Em 3 dias, desembargador de SP virou consultor do ex-presidente do BB Bendine

SAO PAULO, SP, 07.07.2011, BRASIL George Samuel Antoine, da Associacao dos Consules no Brasil, entrega Diploma de Honra ao Mérito Consular ao desembargador Armando Sergio Prado de Toledo. a direita, o deputado Barros Munhoz (PSDB), entao presidente da Alesp (Assembleia Legislativa do Estado de Sao Paulo), que compareceu a cerimônia no clube Monte Líbano. Credito: Divulgação / Alesp ***DIREITOS RESERVADOS. NÃO PUBLICAR SEM AUTORIZAÇÃO DO DETENTOR DOS DIREITOS AUTORAIS E DE IMAGEM***

O desembargador Armando de Toledo (esq.) ao lado de Barros Munhoz em evento de 2011

Em março de 2015, o desembargador Armando Sérgio Prado de Toledo, 62, surpreendeu os colegas do Tribunal de Justiça de São Paulo ao antecipar em 11 anos sua aposentadoria. Três dias depois, ele distribuiu no tribunal cartões de visita de sua nova atividade, a de “consultor” do então presidente da Petrobras, Aldemir Bendine.

Bendine foi preso em julho na Lava Jato, acusado de receber propina da Odebrecht quando era presidente do Banco do Brasil.

Toledo diz que foi “surpreendido” ao saber desses fatos pelos jornais. E que não tem mantido contato com Bendine desde maio de 2016, quando ambos deixaram a Petrobras.

Ex-diretor de Assuntos Legislativos da Associação Paulista de Magistrados (Apamagis), o desembargador tratava de interesses do tribunal junto a órgãos públicos.

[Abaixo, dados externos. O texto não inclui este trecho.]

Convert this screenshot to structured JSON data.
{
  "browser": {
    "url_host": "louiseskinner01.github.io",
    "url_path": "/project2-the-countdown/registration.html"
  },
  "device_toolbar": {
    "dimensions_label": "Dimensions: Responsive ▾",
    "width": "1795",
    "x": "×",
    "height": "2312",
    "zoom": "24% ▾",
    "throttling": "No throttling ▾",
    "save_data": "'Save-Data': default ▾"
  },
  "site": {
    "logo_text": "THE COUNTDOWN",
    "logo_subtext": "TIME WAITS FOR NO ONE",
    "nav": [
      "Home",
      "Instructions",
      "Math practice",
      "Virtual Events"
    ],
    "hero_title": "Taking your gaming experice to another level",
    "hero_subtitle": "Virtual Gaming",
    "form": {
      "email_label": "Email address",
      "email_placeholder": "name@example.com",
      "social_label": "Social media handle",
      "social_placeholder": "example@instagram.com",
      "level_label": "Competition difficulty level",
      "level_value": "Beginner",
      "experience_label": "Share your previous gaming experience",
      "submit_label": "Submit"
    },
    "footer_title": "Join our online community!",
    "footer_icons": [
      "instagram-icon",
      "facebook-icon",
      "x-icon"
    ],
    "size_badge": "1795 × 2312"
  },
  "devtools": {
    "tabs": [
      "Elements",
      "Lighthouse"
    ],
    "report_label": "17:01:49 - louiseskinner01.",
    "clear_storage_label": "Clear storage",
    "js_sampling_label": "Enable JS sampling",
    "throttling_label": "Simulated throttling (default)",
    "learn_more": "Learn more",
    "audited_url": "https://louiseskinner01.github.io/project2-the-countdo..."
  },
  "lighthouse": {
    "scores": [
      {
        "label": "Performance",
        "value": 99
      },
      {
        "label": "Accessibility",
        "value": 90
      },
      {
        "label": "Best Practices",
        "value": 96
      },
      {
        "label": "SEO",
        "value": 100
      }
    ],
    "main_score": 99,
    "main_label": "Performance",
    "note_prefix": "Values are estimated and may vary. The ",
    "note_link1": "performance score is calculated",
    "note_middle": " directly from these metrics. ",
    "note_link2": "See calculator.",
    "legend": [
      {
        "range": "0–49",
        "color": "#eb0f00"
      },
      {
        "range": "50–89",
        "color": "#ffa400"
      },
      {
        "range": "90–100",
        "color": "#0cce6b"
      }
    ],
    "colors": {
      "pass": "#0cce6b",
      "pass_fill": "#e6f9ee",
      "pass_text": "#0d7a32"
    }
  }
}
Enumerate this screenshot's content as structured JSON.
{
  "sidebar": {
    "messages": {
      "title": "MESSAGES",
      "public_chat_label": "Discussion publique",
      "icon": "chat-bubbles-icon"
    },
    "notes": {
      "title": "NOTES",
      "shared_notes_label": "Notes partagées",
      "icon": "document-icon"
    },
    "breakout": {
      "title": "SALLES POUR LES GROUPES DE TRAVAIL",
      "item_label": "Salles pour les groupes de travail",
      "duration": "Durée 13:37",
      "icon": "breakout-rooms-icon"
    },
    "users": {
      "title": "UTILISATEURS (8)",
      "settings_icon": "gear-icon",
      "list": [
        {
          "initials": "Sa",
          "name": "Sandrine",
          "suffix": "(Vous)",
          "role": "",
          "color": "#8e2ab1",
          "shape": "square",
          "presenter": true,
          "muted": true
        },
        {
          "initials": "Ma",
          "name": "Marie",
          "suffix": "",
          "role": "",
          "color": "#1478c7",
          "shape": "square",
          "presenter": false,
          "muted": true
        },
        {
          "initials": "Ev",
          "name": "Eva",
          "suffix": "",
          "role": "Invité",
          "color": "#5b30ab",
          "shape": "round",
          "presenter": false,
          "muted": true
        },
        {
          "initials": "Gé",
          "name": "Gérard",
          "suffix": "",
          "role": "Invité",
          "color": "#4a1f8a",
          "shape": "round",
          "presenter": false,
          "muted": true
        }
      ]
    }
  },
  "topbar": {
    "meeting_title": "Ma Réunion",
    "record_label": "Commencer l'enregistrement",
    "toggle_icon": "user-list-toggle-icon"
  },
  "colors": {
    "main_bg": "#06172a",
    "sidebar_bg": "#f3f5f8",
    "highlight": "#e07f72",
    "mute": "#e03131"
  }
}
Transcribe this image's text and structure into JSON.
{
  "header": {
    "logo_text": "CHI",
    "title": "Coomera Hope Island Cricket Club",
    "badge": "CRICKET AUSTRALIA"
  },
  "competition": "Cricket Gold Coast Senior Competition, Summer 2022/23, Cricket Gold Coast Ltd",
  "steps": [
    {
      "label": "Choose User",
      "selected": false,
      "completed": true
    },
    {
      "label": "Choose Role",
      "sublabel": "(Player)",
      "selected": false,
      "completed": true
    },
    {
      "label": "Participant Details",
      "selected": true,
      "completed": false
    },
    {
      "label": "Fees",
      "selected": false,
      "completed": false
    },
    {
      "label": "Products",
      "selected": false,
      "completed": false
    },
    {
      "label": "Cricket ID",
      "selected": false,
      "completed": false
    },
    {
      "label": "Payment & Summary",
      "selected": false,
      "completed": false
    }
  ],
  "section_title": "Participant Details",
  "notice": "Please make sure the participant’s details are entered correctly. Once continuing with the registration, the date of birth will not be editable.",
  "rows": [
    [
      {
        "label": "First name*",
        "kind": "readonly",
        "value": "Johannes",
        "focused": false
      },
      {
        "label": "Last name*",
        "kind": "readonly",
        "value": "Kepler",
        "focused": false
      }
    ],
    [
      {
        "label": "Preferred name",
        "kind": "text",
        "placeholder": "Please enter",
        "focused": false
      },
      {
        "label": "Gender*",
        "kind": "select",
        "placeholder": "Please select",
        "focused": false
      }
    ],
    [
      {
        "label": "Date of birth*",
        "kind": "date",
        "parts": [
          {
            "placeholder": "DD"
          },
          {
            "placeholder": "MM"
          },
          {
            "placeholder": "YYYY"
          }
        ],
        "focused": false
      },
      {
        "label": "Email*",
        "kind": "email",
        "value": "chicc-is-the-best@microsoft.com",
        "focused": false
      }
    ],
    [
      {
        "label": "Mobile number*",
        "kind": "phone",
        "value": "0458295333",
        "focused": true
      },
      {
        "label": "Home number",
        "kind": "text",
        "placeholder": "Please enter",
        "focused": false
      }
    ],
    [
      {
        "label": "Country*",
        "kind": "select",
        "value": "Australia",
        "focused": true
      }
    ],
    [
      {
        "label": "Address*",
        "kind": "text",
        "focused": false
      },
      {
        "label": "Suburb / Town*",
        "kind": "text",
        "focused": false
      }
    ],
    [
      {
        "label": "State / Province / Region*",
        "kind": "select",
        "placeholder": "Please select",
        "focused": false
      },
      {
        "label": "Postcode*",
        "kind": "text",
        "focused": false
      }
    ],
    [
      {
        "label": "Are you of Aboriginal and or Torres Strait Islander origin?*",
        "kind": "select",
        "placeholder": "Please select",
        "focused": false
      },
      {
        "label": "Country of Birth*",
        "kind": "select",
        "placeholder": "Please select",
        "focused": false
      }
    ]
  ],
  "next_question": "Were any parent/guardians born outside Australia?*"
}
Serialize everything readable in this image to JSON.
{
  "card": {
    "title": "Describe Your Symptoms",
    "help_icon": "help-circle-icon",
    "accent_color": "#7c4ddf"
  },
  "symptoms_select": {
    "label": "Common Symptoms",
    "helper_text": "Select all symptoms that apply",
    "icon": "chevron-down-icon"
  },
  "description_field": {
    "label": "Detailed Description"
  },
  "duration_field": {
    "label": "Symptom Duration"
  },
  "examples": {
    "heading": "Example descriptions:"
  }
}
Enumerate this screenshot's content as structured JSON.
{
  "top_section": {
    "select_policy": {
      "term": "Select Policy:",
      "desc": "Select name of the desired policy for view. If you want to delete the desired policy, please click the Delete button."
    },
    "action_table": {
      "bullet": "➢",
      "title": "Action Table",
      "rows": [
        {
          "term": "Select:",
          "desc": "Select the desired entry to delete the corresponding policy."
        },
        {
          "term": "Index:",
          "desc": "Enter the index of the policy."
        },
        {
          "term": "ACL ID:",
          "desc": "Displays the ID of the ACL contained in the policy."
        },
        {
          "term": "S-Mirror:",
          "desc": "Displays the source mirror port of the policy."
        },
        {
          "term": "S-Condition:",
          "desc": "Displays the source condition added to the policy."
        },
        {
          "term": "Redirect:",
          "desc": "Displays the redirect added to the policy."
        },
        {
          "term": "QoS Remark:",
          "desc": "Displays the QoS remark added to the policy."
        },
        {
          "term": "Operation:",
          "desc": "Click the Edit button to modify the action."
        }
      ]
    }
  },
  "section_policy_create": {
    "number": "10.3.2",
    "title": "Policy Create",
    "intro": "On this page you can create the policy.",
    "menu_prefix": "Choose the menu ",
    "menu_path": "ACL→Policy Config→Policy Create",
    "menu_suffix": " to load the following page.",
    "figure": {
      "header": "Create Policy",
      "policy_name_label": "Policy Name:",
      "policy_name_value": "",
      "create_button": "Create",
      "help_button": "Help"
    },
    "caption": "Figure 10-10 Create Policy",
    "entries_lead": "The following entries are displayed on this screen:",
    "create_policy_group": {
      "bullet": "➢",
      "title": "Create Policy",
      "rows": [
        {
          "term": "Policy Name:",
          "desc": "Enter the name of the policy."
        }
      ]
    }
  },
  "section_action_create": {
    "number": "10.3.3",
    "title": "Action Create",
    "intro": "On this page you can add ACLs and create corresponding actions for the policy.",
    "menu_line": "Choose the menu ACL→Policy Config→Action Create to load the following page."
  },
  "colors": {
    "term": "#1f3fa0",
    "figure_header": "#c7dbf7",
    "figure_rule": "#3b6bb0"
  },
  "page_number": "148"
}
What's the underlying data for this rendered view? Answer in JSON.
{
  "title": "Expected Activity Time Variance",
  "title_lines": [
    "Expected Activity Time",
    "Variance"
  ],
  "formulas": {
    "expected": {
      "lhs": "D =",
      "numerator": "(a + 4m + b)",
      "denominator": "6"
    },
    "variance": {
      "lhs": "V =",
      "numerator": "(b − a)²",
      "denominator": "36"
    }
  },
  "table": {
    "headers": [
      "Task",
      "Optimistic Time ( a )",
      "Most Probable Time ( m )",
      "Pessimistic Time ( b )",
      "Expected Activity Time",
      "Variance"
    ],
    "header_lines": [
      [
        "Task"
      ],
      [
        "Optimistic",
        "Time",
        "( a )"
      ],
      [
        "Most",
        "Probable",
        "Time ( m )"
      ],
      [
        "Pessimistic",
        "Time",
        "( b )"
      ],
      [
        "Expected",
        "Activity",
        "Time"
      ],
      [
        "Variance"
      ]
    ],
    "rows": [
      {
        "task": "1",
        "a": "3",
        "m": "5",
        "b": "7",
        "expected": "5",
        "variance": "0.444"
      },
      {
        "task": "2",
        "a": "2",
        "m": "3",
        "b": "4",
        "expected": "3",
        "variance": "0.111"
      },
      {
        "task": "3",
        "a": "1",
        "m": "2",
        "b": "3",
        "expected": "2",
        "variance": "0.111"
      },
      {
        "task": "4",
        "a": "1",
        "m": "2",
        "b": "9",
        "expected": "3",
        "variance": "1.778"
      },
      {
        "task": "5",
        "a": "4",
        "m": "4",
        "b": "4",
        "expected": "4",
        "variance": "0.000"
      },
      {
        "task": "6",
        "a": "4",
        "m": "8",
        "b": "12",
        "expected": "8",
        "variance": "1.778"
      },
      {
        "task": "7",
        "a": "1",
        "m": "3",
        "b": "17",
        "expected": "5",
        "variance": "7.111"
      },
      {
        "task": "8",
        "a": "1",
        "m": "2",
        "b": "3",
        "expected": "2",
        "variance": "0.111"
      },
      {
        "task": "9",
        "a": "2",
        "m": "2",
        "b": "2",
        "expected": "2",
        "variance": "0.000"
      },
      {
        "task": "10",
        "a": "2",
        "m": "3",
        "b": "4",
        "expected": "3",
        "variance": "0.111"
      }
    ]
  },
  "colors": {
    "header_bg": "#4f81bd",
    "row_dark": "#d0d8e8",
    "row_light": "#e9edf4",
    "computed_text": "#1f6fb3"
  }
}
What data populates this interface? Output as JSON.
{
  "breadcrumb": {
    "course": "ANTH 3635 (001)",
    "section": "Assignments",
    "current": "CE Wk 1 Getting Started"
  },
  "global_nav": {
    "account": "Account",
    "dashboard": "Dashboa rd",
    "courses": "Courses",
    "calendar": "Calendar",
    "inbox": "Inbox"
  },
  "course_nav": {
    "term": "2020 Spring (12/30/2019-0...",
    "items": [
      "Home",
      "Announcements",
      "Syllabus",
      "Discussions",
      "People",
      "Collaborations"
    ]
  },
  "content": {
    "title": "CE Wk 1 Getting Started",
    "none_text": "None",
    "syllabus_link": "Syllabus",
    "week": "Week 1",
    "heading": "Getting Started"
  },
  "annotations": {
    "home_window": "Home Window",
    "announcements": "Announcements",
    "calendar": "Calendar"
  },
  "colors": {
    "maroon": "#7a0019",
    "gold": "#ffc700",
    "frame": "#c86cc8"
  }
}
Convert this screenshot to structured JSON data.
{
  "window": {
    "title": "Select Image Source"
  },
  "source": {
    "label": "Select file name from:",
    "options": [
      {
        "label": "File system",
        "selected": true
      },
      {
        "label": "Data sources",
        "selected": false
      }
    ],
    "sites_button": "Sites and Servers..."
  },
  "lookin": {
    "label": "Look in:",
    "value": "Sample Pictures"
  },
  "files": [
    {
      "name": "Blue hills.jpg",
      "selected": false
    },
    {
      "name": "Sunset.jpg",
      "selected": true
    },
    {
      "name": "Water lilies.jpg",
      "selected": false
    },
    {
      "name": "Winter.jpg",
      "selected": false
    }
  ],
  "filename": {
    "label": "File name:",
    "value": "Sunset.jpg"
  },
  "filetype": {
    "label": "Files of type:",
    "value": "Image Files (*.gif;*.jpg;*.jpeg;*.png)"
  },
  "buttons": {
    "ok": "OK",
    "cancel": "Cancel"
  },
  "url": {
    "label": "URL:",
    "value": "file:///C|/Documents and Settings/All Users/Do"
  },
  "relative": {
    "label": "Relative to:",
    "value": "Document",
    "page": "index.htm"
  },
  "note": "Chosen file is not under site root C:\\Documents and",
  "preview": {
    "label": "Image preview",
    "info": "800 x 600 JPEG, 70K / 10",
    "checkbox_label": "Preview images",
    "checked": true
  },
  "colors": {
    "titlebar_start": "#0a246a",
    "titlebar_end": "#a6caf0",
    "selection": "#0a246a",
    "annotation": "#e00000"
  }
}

Sua rápida contratação pela estatal foi atribuída por colegas, na época, a possível retribuição pela intermediação de contratos do tribunal com o BB –o que é negado pelo tribunal, pelo banco e pelo magistrado aposentado.

Ele participou da solenidade de assinatura de dois convênios do TJ-SP com o BB. As informações são de FREDERICO VASCONCELOS, da Folha de São Paulo.

Ex-diretor da Escola Paulista da Magistratura, Toledo deixou a toga desgastado.

Um mês antes, a Folha revelara que ele retardou a tramitação de uma ação penal contra o ex-presidente da Assembleia Legislativa de São Paulo, Barros Munhoz (PSDB), supostamente para beneficiar o parlamentar tucano com a prescrição.

Quando o desembargador José Renato Nalini foi eleito presidente do TJ-SP, em 2013, Toledo disputou o cargo de corregedor-geral. Ficou em último lugar, possível reflexo do caso Munhoz.

Nalini foi corregedor e, na presidência, chamava a seu gabinete magistrados com problemas de desempenho e os aconselhava a antecipar a aposentadoria. A aposentadoria de Toledo foi vista como fruto de “livre e espontânea imposição”, no dizer de um colega.

Ao se despedir do tribunal, Toledo afirmou que sua contratação havia sido recomendada pela então presidente Dilma Rousseff.

Em nota, a Petrobras anunciou que Toledo seria consultor da presidência em “matérias relacionadas ao seu histórico profissional e acadêmico na área jurídica”.

Segundo a revista “Piauí”, entre outras atividades, Toledo realizou reuniões com fornecedores da Petrobras e cuidou da interlocução com o Congresso. Discutiu com deputados “a flexibilização da lei anticorrupção, para que fornecedores da estatal envolvidos na Operação Lava Jato pudessem voltar a trabalhar para a companhia”.

OUTRO LADO

“Em momento nenhum me foi questionada qualquer situação quanto aos fatos que estão sendo investigados, no que toca à pessoa de Aldemir Bendine”, afirma o desembargador aposentado Armando Sérgio Prado de Toledo.

“Desde o final de maio de 2016, ao me retirar da Petrobras, não mais tive contato com a pessoa dele. Estou tomando conhecimento das ocorrências apenas agora, pelas notícias de jornais e televisão”, diz Toledo.

“Tenho exercido a advocacia, observada a quarentena imposta a magistrados aposentados.”

O TJ-SP diz que os contratos do tribunal “não foram alvo de questionamento ou reexame”. “O contrato de gerenciamento de depósitos judiciais, de acordo com a lei, só pode ser realizado por bancos oficiais”, afirma.